Enten wiegen im Verhältnis zu ihren kurzen Flügeln recht viel. Sie starten sehr flach und sehr lange mit kräftigem Flügelschlag, teilweise über das Wasser tapsend, eigentlich übermäßig schwerfällig, fast tölpelig. Anstrengend lange, bis sie eine Startgeschwindigkeit zwischen 40 oder 50 km/h erreicht haben. Sie schaffen aber Flughöhen von bis zu 8000 Metern. Zum Vergleich: Ein Airbus A320neo kommt maximal auf 11900 Meter, Startgeschwindigkeit 280 km/h. Folglich werden Enten durch Flugzeuge bedroht.

Dass die Tarpenbek aus Naturschutzgründen unter der Niendorfer Startbahn des Hamburger Flughafens kanalisiert verlaufen muss, ist jedoch nur ein Gerücht. Vermutlich ein abgestandener Aprilscherz. Andererseits ist die Kraft so einer Ente, wenn sie einmal in ein Düsentriebwerk oder in einen Propeller gerät, nicht zu unterschätzen. Oft ist dann schlagartig Ruhe am Himmel.

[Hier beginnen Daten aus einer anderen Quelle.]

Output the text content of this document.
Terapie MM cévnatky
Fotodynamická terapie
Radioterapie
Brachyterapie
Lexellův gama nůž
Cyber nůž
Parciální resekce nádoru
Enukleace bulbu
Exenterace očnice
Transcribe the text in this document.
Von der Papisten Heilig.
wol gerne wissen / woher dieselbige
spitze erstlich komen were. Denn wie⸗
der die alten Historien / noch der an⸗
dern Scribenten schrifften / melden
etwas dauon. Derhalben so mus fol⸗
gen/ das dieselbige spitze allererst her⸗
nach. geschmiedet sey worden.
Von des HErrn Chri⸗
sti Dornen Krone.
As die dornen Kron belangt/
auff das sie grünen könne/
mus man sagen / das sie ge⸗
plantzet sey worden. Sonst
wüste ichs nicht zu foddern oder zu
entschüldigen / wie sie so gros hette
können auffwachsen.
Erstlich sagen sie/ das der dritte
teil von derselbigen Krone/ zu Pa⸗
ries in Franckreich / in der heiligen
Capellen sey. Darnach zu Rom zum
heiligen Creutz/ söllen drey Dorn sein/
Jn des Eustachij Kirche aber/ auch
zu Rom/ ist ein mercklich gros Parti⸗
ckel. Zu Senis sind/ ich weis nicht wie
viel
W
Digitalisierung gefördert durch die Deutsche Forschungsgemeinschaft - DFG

Vogelschlag führt regelmäßig zu teuren Reparaturen, was wiederum Aufträge bei Lufthansa Technik beschert. Wie viele Arbeitsplätze die Enten der Tarpenbek zu verantworten haben, kann nur vage geschätzt werden. Allerdings sind die Enten dort – wie viele Groß Borsteler – naturgemäß nicht sehr gut auf die Flugzeuge zu sprechen.

Die Falkland-Dampfschiffente kann nicht fliegen, lebt aber auf großem Fuß.

Einer Entenart ist der Flugverkehr völlig verwehrt: der Dampfschiffente. Die ist vollkommen flugunfähig, weil mit durchschnittlich 2500 Gramm (die Langflügel-Dampfschiffente) bis 6000 Gramm Gewicht (die Magellan-Dampfschiffente) extrem schwer, viel zu schwer zum Abheben. Das mag ein Grund sein, warum die Dampfschiffente in der Tarpenbek noch nicht gesichtet wurde. Vielleicht ist der Riesenvogel aus Südamerika, es gibt ihn dort tatsächlich, einfach nicht hochgekommen. Gott sei Dank, denn womöglich würde er das schmale Flüsschen Tarpenbek verstopfen. Groß Borstel bekäme nasse Füße.

Übrigens existiert der Verein der Donaldisten, ein der fein gezeichneten Strichente verpflichteter Verein, seitdem er 1976 im Hamburger CCH gegründet wurde. Die E-Mail-Adresse der Vorsitzenden ist sinnigerweise praesidente@donald.org. Schreiben sie ihr mal, die freut sich bestimmt. Der Verein widmet sich einer seltenen Entenart, die im Zeitschriftenhandel bald auf die rote Liste kommen soll.

Wie lange gibt es Enten? Wikipedia antwortet: „Entenvögel sind seit dem Oligozän bekannt.“ Gut gesprochen, schnell mal nachschlagen: Also seit exakt 33,9 Millionen Jahren. Ganz so alt werden die meisten Enten nicht. Entenvögel haben eine verhältnismäßig geringe Lebenserwartung. Es liegt zum einen an ihrem guten Geschmack. Und zum anderen an ihrem anstrengenden Lebenswandel (zu viel Fett, anstrengende Libido). Die Lebensdauer einer Ente beträgt normalerweise nur zwei bis drei Jahre, Stockenten können im Einzelfall jedoch bis zu 29 Jahre alt werden. Das hängt wohl nicht nur vom Glück und Liebesleben der Ente ab, sondern auch von mangelhafter Treffsicherheit des Jägers. Die Jagdzeit für Stockenten beginnt am 1. September und endet am 15. Januar. Hätte der Jäger in dieser Zeit ein so sicheres Händchen wie Naturfotograf Michael Rudolph, dann hätten wir heute kein Foto von dieser schönen Ente. Entschuldigung. Von diesem schönen Erpel.

Uwe Schröder

Bilder: Michael Rudolph

GUT ZU WISSEN: Warum Dampfschiffente?
Warum Dampfschiffente
Ihren Namen verdanken Dampfschiffenten der Eigenart, zum schnelleren Vorwärtskommen auf dem Wasser, beispielsweise bei Angriff oder Flucht, die Flügel zur Hilfe zu nehmen. Dazu setzen sie ihre kleinen, schmalen Flügel abwechselnd ein, ähnlich wie ein Kajakfahrer sein Doppelpaddel. Die rasche, schaufelnde Bewegung lässt viel Wasser aufspritzen und erinnert an einen Raddampfer.